最大規模のDeFiプロトコルであるAave(アーベ)のイーサリアム建てのTVL(預け入れ額)は今週上昇し、1102万イーサリアム(約173億2000万ドル、約2兆5114億円、1ドル145円換算)の過去最高を記録した。年初の300万イーサリアムから着実に増加している。

〈Aave(アーベ)のTVL:DefiLlama〉

こうした傾向は、最近の強気相場がミームコインに焦点を当てていた一方で、DeFiの実世界でのユースケースがまだ、きわめて活発であることを示している。

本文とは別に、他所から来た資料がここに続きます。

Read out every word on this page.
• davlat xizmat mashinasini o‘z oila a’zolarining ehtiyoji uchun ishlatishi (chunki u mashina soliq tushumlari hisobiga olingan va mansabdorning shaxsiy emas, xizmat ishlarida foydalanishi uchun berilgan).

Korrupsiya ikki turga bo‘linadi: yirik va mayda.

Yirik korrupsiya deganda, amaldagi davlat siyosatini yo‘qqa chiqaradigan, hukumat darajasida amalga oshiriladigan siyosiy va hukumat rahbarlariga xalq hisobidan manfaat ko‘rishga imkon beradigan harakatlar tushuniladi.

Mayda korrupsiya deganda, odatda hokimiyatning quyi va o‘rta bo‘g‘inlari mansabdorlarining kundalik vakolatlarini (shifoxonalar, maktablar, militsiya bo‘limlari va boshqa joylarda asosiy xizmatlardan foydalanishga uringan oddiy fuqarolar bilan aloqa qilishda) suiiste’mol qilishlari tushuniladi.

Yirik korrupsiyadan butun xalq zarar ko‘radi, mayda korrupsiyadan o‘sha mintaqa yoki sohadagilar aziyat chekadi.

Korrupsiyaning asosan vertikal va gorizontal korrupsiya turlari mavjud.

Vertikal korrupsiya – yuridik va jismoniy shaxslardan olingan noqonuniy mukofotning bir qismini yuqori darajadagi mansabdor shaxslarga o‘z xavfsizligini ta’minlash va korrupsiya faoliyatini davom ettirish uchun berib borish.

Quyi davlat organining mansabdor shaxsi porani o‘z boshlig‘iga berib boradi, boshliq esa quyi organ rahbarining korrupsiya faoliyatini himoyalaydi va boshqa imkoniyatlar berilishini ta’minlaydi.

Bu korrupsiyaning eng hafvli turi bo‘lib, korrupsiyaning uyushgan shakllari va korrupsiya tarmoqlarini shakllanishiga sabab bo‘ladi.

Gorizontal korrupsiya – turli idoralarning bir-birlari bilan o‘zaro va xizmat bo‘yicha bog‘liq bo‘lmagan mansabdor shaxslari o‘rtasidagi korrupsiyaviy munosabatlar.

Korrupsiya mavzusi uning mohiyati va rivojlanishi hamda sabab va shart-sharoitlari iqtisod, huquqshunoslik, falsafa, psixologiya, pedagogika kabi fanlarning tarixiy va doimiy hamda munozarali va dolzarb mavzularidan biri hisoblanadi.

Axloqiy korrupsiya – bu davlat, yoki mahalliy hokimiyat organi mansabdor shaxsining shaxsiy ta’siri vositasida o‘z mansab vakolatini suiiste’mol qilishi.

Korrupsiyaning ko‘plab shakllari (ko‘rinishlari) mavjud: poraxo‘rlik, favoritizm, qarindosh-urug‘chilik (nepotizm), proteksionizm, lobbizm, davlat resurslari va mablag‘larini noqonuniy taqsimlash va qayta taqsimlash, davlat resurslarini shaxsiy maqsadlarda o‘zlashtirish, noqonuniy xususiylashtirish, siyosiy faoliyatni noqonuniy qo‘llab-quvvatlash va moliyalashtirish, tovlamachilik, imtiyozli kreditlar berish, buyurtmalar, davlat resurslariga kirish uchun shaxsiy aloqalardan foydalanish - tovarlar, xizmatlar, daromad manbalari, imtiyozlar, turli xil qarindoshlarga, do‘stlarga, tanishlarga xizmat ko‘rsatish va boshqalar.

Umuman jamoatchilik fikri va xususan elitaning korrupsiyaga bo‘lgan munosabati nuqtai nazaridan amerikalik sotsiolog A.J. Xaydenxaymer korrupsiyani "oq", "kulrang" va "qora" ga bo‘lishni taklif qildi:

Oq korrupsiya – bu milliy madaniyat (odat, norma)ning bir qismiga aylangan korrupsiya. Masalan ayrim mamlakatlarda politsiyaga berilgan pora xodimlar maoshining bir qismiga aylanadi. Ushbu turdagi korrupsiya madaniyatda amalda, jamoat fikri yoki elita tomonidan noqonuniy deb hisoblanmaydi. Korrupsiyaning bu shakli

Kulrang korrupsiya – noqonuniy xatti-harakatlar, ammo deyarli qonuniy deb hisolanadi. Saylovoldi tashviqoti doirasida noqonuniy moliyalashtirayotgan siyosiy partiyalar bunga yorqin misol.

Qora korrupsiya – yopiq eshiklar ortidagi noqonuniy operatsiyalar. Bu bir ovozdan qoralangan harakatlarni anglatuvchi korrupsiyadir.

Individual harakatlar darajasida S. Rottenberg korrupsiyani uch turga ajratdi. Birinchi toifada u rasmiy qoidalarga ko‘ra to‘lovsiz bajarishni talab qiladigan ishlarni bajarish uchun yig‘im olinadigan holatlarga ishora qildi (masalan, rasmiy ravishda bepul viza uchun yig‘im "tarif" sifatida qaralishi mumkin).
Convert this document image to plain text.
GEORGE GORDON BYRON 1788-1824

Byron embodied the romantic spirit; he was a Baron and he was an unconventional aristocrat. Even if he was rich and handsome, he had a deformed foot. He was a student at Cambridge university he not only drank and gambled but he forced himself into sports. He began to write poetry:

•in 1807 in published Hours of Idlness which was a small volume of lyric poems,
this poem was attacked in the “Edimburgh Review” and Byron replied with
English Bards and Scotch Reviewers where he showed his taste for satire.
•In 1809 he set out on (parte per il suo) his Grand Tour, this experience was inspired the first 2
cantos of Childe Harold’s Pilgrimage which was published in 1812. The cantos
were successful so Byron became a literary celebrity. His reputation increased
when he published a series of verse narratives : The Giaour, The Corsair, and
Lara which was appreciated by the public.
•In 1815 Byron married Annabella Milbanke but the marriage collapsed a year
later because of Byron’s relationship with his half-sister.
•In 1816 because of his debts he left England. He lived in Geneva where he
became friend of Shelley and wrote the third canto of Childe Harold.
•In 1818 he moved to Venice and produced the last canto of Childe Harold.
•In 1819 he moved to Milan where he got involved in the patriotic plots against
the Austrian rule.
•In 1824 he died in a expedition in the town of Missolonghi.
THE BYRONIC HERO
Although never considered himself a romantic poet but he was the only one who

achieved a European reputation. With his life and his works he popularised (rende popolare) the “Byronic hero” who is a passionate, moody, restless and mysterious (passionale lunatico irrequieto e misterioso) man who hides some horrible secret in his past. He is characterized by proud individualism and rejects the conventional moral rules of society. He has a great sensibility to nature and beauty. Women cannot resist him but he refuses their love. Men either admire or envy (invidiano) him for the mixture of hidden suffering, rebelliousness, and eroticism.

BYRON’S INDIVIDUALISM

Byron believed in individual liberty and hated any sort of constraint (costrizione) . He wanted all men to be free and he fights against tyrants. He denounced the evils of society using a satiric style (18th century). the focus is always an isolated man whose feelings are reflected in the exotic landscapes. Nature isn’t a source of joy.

過去のサイクルでは、中央集権型取引所の影響力の大きさと、流動性不足から、DeFiは苦境に立たされていたが、今はトレーダーが価格変動リスクを抑えようとするなかで、資金が流入しており、DeFiの長期的な健全性に不可欠な流動性が増加している。

市場が弱気相場に近づくなか、DeFiは暗号資産市場を支える柱のひとつとなる可能性が高い。

今週、資金流入したのはAaveだけではない。Sky(旧MakerDAO)のTVLは185万ETHから463万ETHに増加した。DefiLlamaによると、レンディングプロトコルのSparkも今月初めにTVLが100万ETH増加した。

市場が下落するなかでDeFiに資金が流入しているのは、トレーダーがリスクを回避しようとしているためだ。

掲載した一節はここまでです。